Dabei sind Auftrag, Anlaß, Rechtslage, Kräftelage, Raum, Zeit, Wetter und die Entschlußmöglichkeiten zu berücksichtigen.

Bei der Beurteilung des Anlasses sind alle Umstände, die von Bedeutung sind oder werden können, festzustellen und auszuwerten. Dazu gehören Erkenntnisse über die Störer insbesondere hinsichtlich Stärke, Zusammensetzung, Organisation, Verhaltensweise, Bewaffnung, Fernmeldemittel, sonstiger Ausstattung, Versorgung und vermutlicher Absicht. Politische, soziale, wirtschaftliche und psychologische Verhältnisse sowie das Verhalten der Bevölkerung und der Publikationsorgane sind in die Beurteilung einzubeziehen.
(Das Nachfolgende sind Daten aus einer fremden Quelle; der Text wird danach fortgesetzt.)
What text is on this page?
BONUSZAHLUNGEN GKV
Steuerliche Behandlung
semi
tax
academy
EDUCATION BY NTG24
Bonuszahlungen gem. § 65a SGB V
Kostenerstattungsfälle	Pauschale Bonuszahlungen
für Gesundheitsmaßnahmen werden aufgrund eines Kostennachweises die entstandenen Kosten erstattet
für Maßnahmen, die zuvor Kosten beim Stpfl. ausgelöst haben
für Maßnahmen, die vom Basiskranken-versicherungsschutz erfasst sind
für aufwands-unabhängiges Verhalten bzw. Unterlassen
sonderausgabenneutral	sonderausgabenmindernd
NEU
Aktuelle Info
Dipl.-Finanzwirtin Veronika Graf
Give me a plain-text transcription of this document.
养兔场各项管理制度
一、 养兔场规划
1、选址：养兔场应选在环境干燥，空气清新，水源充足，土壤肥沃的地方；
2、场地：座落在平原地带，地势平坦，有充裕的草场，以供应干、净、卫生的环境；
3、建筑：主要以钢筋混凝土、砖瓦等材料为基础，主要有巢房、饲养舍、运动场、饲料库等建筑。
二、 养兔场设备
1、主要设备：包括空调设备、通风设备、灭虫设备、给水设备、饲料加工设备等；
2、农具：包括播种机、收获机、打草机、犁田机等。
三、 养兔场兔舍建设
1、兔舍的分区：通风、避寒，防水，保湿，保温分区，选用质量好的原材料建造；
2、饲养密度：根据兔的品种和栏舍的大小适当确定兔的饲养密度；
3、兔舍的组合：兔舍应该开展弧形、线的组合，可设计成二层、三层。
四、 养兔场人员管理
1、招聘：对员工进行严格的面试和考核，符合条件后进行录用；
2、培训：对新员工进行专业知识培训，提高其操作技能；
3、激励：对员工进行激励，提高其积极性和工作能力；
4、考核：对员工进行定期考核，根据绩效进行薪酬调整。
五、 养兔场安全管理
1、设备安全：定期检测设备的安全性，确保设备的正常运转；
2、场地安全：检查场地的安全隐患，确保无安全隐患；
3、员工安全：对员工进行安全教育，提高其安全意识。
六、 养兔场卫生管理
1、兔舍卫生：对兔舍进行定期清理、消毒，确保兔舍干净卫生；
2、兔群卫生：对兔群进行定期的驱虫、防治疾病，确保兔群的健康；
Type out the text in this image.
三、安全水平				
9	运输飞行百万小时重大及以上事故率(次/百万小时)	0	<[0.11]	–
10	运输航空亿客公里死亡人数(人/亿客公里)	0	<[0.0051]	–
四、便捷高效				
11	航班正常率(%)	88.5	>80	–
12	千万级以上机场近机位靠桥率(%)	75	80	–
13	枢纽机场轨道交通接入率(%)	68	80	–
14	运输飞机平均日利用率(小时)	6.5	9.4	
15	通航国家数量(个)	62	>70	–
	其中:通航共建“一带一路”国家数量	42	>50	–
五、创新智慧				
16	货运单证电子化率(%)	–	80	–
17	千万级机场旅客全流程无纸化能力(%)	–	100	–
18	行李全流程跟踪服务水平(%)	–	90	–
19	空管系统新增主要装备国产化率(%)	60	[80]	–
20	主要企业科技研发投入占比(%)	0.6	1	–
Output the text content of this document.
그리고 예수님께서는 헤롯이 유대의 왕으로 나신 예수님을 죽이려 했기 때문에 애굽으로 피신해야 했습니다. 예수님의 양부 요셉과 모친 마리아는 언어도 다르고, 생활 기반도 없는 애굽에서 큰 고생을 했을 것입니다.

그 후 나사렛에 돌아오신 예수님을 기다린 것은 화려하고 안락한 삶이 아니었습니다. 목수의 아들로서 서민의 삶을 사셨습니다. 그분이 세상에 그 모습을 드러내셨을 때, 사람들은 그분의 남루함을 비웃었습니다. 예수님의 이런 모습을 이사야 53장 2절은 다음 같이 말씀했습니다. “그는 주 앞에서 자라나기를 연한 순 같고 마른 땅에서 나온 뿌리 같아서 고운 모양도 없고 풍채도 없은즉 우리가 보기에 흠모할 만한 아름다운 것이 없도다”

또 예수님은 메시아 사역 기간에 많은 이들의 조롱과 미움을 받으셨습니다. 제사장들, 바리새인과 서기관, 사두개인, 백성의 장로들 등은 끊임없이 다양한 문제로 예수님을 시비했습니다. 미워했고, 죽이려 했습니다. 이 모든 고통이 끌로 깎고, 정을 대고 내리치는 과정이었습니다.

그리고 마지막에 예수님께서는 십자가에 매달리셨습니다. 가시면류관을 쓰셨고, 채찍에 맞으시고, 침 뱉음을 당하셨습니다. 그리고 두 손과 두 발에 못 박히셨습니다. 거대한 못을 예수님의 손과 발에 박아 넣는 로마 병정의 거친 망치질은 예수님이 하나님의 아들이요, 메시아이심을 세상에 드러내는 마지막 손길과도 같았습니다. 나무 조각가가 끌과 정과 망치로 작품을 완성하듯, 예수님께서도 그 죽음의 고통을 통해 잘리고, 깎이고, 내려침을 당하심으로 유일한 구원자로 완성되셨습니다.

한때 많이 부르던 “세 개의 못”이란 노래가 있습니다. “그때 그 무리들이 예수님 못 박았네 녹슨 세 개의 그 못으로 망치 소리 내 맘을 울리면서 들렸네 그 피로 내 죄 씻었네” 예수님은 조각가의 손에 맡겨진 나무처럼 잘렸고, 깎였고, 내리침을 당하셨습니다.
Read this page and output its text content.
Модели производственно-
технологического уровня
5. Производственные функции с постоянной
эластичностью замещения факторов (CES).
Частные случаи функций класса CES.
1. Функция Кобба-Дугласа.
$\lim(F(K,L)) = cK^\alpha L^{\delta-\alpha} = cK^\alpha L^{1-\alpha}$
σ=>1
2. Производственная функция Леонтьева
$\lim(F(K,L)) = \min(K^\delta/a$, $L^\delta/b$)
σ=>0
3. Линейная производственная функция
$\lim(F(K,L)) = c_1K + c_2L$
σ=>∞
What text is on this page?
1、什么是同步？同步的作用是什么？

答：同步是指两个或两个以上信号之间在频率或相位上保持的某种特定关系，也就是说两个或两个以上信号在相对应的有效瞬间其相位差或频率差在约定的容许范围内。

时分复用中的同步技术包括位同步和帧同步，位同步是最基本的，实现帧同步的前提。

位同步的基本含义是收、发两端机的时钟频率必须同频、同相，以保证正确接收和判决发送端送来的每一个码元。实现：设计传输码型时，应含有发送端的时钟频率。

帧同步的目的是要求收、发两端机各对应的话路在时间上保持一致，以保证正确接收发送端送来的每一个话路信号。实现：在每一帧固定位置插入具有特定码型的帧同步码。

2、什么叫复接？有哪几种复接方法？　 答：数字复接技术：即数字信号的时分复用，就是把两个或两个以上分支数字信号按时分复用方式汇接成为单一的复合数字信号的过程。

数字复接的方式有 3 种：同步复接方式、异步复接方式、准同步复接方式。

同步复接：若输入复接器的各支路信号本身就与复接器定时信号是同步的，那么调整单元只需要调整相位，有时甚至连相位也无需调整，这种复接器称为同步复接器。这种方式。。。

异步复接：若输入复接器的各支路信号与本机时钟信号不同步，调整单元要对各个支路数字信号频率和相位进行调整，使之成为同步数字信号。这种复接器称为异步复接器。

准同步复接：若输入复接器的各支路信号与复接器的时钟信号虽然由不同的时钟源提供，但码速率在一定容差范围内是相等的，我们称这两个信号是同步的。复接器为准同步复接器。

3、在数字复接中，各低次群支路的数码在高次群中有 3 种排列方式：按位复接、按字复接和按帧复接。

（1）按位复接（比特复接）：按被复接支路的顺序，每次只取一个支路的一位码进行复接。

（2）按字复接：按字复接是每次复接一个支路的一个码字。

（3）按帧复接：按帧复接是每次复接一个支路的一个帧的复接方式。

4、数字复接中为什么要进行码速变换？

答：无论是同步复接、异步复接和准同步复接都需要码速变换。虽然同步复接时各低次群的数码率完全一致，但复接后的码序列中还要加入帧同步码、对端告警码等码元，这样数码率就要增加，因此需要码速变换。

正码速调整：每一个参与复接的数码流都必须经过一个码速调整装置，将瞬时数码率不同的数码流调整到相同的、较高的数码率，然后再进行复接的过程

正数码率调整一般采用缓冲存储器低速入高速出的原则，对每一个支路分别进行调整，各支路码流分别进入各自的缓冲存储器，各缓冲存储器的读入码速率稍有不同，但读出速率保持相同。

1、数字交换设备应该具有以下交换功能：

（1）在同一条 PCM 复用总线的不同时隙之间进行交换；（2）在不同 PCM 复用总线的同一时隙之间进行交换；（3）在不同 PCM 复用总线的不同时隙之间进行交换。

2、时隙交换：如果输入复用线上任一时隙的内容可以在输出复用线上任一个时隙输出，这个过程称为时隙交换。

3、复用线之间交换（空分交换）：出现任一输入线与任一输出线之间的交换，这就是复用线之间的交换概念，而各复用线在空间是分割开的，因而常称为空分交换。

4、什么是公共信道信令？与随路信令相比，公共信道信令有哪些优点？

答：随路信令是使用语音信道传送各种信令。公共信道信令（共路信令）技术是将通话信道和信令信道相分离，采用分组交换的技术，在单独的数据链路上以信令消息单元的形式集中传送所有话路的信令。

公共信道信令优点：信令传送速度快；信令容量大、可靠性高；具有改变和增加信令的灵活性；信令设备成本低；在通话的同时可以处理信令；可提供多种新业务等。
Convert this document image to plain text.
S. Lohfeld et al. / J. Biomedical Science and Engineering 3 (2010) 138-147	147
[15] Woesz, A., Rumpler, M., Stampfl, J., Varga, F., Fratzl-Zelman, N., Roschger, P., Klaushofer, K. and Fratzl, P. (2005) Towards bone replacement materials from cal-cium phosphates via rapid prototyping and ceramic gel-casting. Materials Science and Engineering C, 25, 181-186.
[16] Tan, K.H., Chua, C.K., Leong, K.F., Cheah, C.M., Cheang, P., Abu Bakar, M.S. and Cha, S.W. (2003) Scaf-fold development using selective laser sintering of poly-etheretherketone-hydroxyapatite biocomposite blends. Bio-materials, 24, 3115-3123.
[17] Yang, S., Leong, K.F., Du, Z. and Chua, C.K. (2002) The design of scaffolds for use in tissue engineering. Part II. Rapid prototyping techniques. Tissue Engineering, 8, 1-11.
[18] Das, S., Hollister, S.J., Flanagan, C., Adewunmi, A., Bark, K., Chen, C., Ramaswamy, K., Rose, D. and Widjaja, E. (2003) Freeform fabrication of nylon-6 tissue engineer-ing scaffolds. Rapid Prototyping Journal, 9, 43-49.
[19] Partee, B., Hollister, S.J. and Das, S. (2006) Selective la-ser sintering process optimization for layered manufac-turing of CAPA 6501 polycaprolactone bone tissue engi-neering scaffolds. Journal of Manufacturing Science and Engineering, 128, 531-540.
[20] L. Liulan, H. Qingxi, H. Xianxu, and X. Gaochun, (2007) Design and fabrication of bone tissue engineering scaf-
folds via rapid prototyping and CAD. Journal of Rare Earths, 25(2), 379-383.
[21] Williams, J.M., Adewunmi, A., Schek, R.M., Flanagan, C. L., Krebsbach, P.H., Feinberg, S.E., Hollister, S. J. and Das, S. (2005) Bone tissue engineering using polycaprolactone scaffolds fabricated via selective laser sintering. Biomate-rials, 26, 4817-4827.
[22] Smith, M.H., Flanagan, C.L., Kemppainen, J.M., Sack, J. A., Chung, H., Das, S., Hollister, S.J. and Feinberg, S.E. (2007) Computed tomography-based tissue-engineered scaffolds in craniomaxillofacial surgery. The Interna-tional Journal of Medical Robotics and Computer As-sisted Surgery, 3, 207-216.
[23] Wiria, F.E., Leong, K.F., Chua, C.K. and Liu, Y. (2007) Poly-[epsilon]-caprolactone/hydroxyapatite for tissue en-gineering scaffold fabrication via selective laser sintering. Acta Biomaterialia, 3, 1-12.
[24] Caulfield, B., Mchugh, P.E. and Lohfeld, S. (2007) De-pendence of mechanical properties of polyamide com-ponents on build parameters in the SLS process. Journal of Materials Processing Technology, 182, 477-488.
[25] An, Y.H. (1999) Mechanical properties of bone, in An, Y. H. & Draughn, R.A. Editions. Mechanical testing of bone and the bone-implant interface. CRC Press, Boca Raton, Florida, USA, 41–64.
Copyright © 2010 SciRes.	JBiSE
Hieraus wird deutlich, dass polizeiliche Entscheidungen eben nicht nur aufgrund der Rechtslage getroffen werden, sondern dass auch andere Faktoren Berücksichtigung finden müssen. Das hat im übrigen auch der ehemalige CDU-Innenminister Dr. Möcklinghoff in einer Dienstbesprechung der leitenden Beamten der niedersächsischen Polizei am 15.01.1981 so gesehen.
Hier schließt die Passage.